The so-called Golden State may be geographically huge and home
to enough electoral votes to choke a chad-consuming cow but it's
hard for us outsiders to grasp just how dysfunctional California
has become. The state that gave us Ronald Reagan and tax revolts
has lately gone slumming. Government mismanagement of energy and an
unwillingness to check spending has ballooned the state budget to
dangerous levels. High labor costs and a thicket of red tape are
scaring off investors and driving jobs -- particularly Hollywood
jobs -- elsewhere. The dot.com bust has knocked the tech sector on
its back. The size of the state's economy, which Governor Gray
Davis used to like to talk about, was recently overtaken. By
France.
And the voters will likely respond at the polls by shrugging.
The Democrats have a vice grip on the legislature, the courts, the
congressional delegation and the governor's office -- even if they
are not particularly beloved in those positions. The Republicans
are too clueless, too divided and too unpopular to mount effective
opposition even to such lame schemes as 2000's tobacco "Meathead
tax" -- so named because it was spearheaded by Archie Bunker's old
sparring partner Rob Reiner.
The California government, the schools and the various media are
dominated by social and economic lefties, who have become quite
good at acquiring and using power. Meanwhile, the right is divided
between social conservatives, who nominated gubernatorial candidate
Bill Simon, and more socially (and, often, economically) liberal
old guard Republicans, who would rather choke on a frog than see a
conservative Catholic in office. In short, as presently
constituted, California's politics are so very… Canadian.
However, like Canada, the Tarnished State's current consensus is
wafer thin and held together by the shaky notion that the
governmental status quo cannot be altered -- ever. This may go a
long way in explaining why the secessionists in the San Fernando
Valley have faced such contempt in the press these past few years.
They've been charged with greed, tarred as racists, and it has even
been insinuated that they're Republicans. All this over an attempt
to untangle themselves from one of the most corrupt and expensive
city bureaucracies the world has ever known.
From one perspective, it's hard to see what all the fuss is
about. Los Angeles and the Valley already constitute two basically
separate entities in the minds of many, including the U.S. Postal
Service. Nor will any sensible analysts dispute that the Valley has
gotten a raw deal in terms of spending. The $127 million worth of
"valimony" that the secessionists would agree to pay the city every
year -- on a declining scale set to last for two decades
-- represents the amount of money that the Valley would have been
bilked for every year that it wouldn't have got back in terms of
spending. Under the terms of this agreement, the Los Angeles
government gets its money while the Valley gets its city and
everybody's happy.
But look at the secession vote through the lens of the static
California consensus and the conflict comes into focus.
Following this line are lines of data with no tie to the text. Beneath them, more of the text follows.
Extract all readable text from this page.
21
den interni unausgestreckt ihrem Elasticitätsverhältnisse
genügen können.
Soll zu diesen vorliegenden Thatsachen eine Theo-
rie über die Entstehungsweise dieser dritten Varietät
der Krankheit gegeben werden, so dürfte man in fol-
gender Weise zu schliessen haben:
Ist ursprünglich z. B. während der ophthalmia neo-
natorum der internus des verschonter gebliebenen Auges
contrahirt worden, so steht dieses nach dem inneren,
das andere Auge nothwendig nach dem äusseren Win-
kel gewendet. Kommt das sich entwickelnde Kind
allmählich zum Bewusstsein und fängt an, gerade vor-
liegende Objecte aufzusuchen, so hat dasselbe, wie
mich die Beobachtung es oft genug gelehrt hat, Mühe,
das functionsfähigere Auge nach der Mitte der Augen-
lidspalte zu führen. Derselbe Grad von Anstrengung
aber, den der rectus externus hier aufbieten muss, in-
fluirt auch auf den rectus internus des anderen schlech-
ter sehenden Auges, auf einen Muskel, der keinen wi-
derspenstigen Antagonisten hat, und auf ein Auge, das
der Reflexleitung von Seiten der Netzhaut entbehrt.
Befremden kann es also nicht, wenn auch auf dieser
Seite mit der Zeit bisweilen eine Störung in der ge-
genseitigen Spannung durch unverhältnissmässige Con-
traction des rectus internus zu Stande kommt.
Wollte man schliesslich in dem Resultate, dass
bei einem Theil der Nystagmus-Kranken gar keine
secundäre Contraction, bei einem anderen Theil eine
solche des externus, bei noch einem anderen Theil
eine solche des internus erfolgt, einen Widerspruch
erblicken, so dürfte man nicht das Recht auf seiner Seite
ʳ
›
The success
of the Valley in getting secession on the ballot has sparked
several other credible independence movements, including one in
Hollywood. If the vote is even close this November, the drive for
self-government is not likely to be confined to the Los Angeles
area.
According to the Los Angeles Daily News, Mayor Hahn has
seen the petition writing on the wall: If secession comes short of
the necessary votes in this election, he will petition the state
assembly to pass legislation to make this sort of thing much more
difficult in the future. However, once roused, the impulse for
secession is not so easily put down. If the people cannot express
their displeasure at the ballot box, it will be expressed in other
forms -- forms which I'd rather not contemplate.